Родители отдали меня в обычную 122-ю школу, где я уже учился один год, в первом классе, в Палашовском переулке, возле Пушкинской площади. В ней учился диссидент Буковский, но он был старше, я его тогда не знал. Когда с Буковским мы встретились в Кембридже и пили всю ночь красное вино, мы вспоминали учителей, завуча-географичку но прозвищу Вобла. Можно было меня отдать в школу для привилегированных семей, что сделали, например, Подцеробы. Не знаю, что бы из этого вышло. Алексей, который пил томатный сок за Сталина у меня в день рождения, стал дипломатом, другой сын — наркоманом. Я сошелся с будущим наркоманом Кирюшей. Он был мне интересен и социально близок. В моей школе учились дети переулочных подвалов и коммуналок на улице Горького. Половина класса топила печки дровами. Одноклассники казались мне оборванцами, маленькими клошарами.

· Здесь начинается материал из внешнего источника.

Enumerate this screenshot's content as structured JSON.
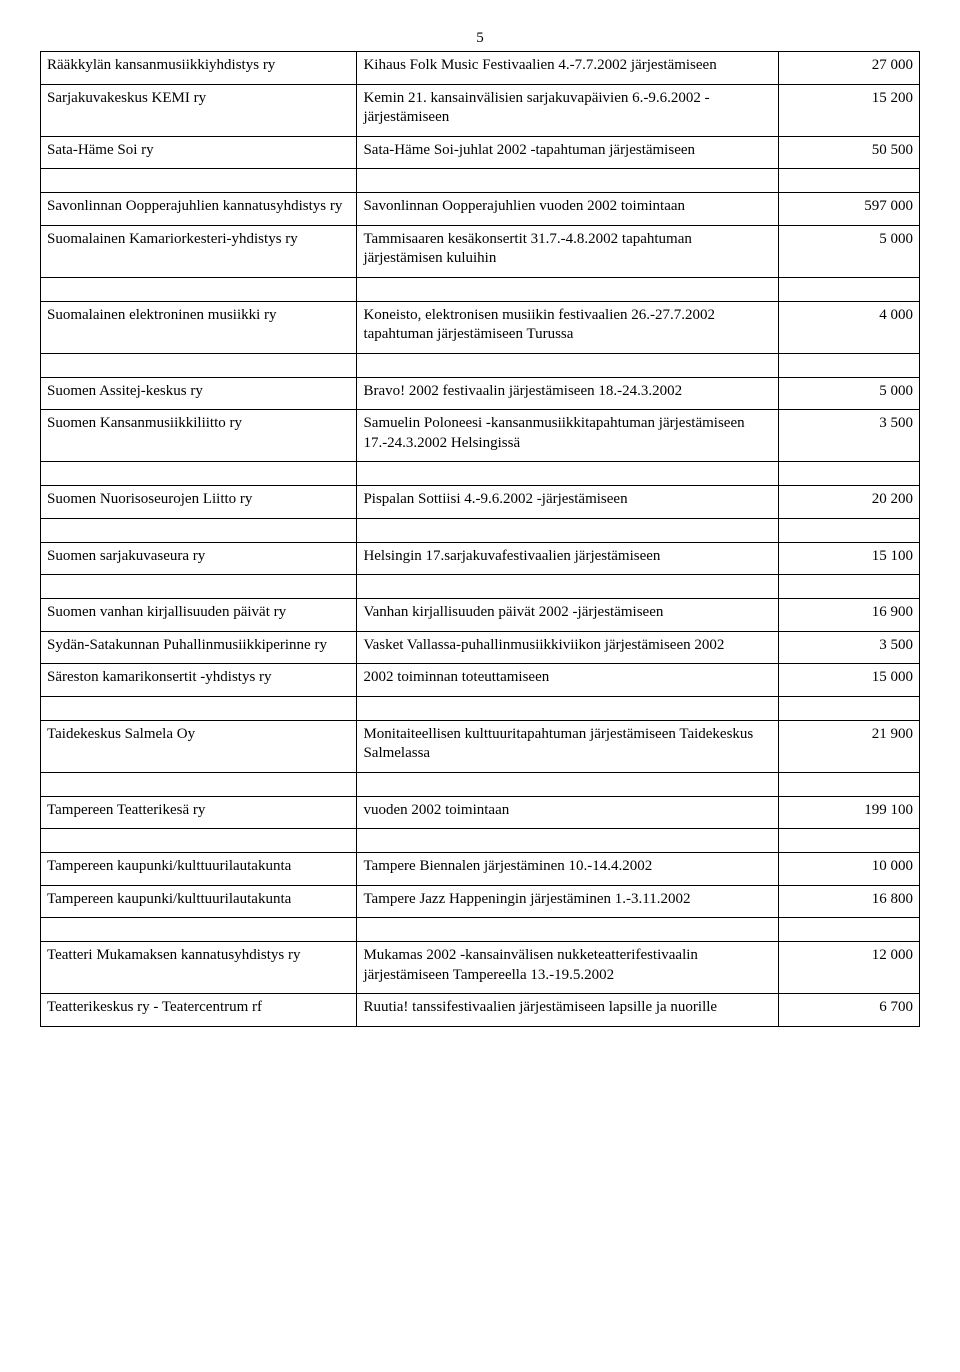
{
  "page_number": "5",
  "table_border_color": "#000000",
  "font_family": "Times New Roman",
  "rows": [
    {
      "org": "Rääkkylän kansanmusiikkiyhdistys ry",
      "desc": "Kihaus Folk Music Festivaalien 4.-7.7.2002 järjestämiseen",
      "amount": "27 000"
    },
    {
      "org": "Sarjakuvakeskus KEMI ry",
      "desc": "Kemin 21. kansainvälisien sarjakuvapäivien  6.-9.6.2002 -järjestämiseen",
      "amount": "15 200"
    },
    {
      "org": "Sata-Häme Soi ry",
      "desc": "Sata-Häme Soi-juhlat 2002 -tapahtuman järjestämiseen",
      "amount": "50 500"
    },
    {
      "org": "Savonlinnan Oopperajuhlien kannatusyhdistys ry",
      "desc": "Savonlinnan Oopperajuhlien vuoden 2002 toimintaan",
      "amount": "597 000"
    },
    {
      "org": "Suomalainen Kamariorkesteri-yhdistys ry",
      "desc": "Tammisaaren kesäkonsertit 31.7.-4.8.2002 tapahtuman järjestämisen kuluihin",
      "amount": "5 000"
    },
    {
      "org": "Suomalainen elektroninen musiikki ry",
      "desc": "Koneisto, elektronisen musiikin festivaalien 26.-27.7.2002 tapahtuman järjestämiseen Turussa",
      "amount": "4 000"
    },
    {
      "org": "Suomen Assitej-keskus ry",
      "desc": "Bravo! 2002 festivaalin järjestämiseen 18.-24.3.2002",
      "amount": "5 000"
    },
    {
      "org": "Suomen Kansanmusiikkiliitto ry",
      "desc": "Samuelin Poloneesi -kansanmusiikkitapahtuman järjestämiseen 17.-24.3.2002 Helsingissä",
      "amount": "3 500"
    },
    {
      "org": "Suomen Nuorisoseurojen Liitto ry",
      "desc": "Pispalan Sottiisi 4.-9.6.2002 -järjestämiseen",
      "amount": "20 200"
    },
    {
      "org": "Suomen sarjakuvaseura ry",
      "desc": "Helsingin 17.sarjakuvafestivaalien järjestämiseen",
      "amount": "15 100"
    },
    {
      "org": "Suomen vanhan kirjallisuuden päivät ry",
      "desc": "Vanhan kirjallisuuden päivät 2002 -järjestämiseen",
      "amount": "16 900"
    },
    {
      "org": "Sydän-Satakunnan Puhallinmusiikkiperinne ry",
      "desc": "Vasket Vallassa-puhallinmusiikkiviikon järjestämiseen 2002",
      "amount": "3 500"
    },
    {
      "org": "Säreston kamarikonsertit -yhdistys ry",
      "desc": "2002 toiminnan toteuttamiseen",
      "amount": "15 000"
    },
    {
      "org": "Taidekeskus Salmela Oy",
      "desc": "Monitaiteellisen kulttuuritapahtuman järjestämiseen Taidekeskus Salmelassa",
      "amount": "21 900"
    },
    {
      "org": "Tampereen Teatterikesä ry",
      "desc": "vuoden 2002 toimintaan",
      "amount": "199 100"
    },
    {
      "org": "Tampereen kaupunki/kulttuurilautakunta",
      "desc": "Tampere Biennalen järjestäminen 10.-14.4.2002",
      "amount": "10 000"
    },
    {
      "org": "Tampereen kaupunki/kulttuurilautakunta",
      "desc": "Tampere Jazz Happeningin järjestäminen 1.-3.11.2002",
      "amount": "16 800"
    },
    {
      "org": "Teatteri Mukamaksen kannatusyhdistys ry",
      "desc": "Mukamas 2002 -kansainvälisen nukketeatterifestivaalin järjestämiseen Tampereella 13.-19.5.2002",
      "amount": "12 000"
    },
    {
      "org": "Teatterikeskus ry - Teatercentrum rf",
      "desc": "Ruutia! tanssifestivaalien järjestämiseen lapsille ja nuorille",
      "amount": "6 700"
    }
  ],
  "spacer_after": [
    2,
    4,
    5,
    7,
    8,
    9,
    12,
    13,
    14,
    16
  ]
}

Разница между Парижем и Москвой была столь кричащей, столь оглушительной, что Москва рисовалась мне таким фантастическим городом, которого вообще нет. Я отправился на разведку небытия. Вместе с Кирюшей мы ходили по вечернему городу. Он мне показывал опасные места. По-моему, все места были опасными. Горел мусор на помойках Красной Пресни. По переулку возвращаться из школы домой было рискованно. Подходили хулиганы:
— Деньги есть?
Если сказать «нет», требовали попрыгать. Мелочь звенела в карманах — били за вранье и отнимали. Если не звенела — тоже били. Я быстро понял, что есть непередаваемый опыт. Никто не понимал, что значит — Париж. На переменах в теплое время года гоняли черепами в футбол на школьном дворе. На месте школы было когда-то кладбище, в переулке когда-то жили палачи. Не любили тех, кто одевался лучше; завидя прохожего в шляпе, кричали:
— Вон шляпа идет!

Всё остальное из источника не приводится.